Leroy Sane to bez dwóch zdań jeden z największych zwycięzców rundy jesiennej nie tylko w Bayernie, ale i również w całej niemieckiej 1. Bundeslidze.
Niemiecki skrzydłowy co prawda miał całkiem przyzwoity dorobek w pierwszym sezonie gry dla Bayernu, ale w wielu meczach 26-latek zawodził oczekiwania i spisywał się mocno poniżej swoich możliwości. Ponadto Niemiec zaliczył słabe EURO oraz początek kampanii 2021/22.
W pewnym momencie Leroy Sane został nawet wygwizdany na Allianz Arenie przez kibiców Bayernu, ale pomocnik nie poddał się i ze wsparciem fanów, szefów oraz Juliana Nagelsmanna wziął się w garść i odbudował formę, stając się jednym z absolutnie kluczowych graczy „Gwiazdy Południa”.
Nie tak dawno temu autor 11 bramek dla FCB w rundzie jesiennej, udzielił wywiadu dla „Sat.1”, w którym to poruszył kwestię swojego rozwoju w ostatnich miesiącach.
− Czuję się teraz dobrze fizycznie, jestem sprawny. W poprzednim sezonie po długiej kontuzji nie czułem się zbyt dobrze i miałem problemy. Potem jeszcze zabrakło rytmu z powodu pandemii. Ale klub, trener, drużyna – wszyscy byli za mną! – powiedział Sane.

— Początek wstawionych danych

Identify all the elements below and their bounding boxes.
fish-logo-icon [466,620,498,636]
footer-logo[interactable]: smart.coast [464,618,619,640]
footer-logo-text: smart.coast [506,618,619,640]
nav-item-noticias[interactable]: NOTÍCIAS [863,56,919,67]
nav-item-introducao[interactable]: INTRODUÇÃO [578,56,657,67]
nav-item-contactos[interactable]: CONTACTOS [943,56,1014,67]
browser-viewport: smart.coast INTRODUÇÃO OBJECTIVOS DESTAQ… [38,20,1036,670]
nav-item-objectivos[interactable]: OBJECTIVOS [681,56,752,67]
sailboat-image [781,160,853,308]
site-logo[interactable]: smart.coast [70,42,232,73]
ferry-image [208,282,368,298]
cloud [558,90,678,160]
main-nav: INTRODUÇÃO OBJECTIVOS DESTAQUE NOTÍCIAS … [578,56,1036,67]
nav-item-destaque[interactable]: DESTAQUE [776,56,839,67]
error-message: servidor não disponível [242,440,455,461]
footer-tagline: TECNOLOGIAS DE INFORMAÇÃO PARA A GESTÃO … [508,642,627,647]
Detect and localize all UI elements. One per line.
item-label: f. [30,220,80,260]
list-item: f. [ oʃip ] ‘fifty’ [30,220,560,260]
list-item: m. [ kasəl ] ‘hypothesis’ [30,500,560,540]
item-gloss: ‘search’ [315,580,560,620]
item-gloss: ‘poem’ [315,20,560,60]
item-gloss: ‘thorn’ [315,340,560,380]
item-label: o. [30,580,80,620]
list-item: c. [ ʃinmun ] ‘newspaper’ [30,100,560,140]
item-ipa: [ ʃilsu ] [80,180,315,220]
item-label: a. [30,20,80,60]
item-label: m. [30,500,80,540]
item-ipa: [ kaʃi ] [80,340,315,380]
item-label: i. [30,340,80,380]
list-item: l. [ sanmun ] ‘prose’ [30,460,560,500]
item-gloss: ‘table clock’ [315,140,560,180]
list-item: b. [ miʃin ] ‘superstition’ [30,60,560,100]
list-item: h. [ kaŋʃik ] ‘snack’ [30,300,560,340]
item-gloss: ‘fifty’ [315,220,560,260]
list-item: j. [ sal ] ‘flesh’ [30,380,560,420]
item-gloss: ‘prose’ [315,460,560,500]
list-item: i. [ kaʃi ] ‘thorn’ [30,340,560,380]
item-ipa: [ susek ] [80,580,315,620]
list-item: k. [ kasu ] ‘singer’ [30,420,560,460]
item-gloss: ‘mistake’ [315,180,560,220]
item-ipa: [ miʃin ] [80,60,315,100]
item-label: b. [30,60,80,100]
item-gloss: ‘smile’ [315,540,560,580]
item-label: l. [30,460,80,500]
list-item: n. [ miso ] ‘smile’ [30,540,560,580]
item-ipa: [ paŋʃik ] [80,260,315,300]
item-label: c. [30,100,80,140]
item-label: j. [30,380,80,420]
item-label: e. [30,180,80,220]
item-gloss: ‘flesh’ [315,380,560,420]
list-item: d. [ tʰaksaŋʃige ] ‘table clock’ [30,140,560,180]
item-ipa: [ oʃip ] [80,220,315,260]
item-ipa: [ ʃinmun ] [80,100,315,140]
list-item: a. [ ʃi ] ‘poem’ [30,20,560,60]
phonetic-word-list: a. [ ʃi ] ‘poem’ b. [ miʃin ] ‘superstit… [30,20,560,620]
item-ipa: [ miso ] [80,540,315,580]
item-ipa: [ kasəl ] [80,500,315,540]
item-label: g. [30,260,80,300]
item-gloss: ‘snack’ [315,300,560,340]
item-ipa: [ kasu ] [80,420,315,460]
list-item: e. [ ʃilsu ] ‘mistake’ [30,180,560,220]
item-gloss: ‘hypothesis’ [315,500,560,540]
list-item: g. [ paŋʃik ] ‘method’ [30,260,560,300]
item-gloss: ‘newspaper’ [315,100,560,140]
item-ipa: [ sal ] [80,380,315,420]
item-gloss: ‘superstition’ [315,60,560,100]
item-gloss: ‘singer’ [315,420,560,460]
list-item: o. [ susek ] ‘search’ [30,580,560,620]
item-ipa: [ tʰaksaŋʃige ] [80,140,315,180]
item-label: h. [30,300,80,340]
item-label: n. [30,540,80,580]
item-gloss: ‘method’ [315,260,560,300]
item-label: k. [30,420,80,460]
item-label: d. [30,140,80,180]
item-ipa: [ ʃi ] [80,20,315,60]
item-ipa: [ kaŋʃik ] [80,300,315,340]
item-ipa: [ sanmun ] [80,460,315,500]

− To zapewnia Ci kopa i dobre samopoczucie. Oczywiście każdy może wiele mówić, ale to Ty jako zawodnik sam musisz to wypracować. Starałem się odzyskać rytm. Do tego jeszcze odbudował mnie Julian, ma dobrą rękę i całkiem dobrze „czyta” swoich zawodników – mówił dalej.
REKLAMA
Warto podkreślić, że Leroy Sane ma już udział przy 21 bramkach w 26 spotkaniach w tym sezonie (11 goli i 10 asyst). Co więcej Niemiec jest skuteczniejszy w rundzie jesiennej kampanii 2021/22, niż w całym sezonie 2020/21, kiedy to był zaangażowany w 20 trafień w 44 meczach.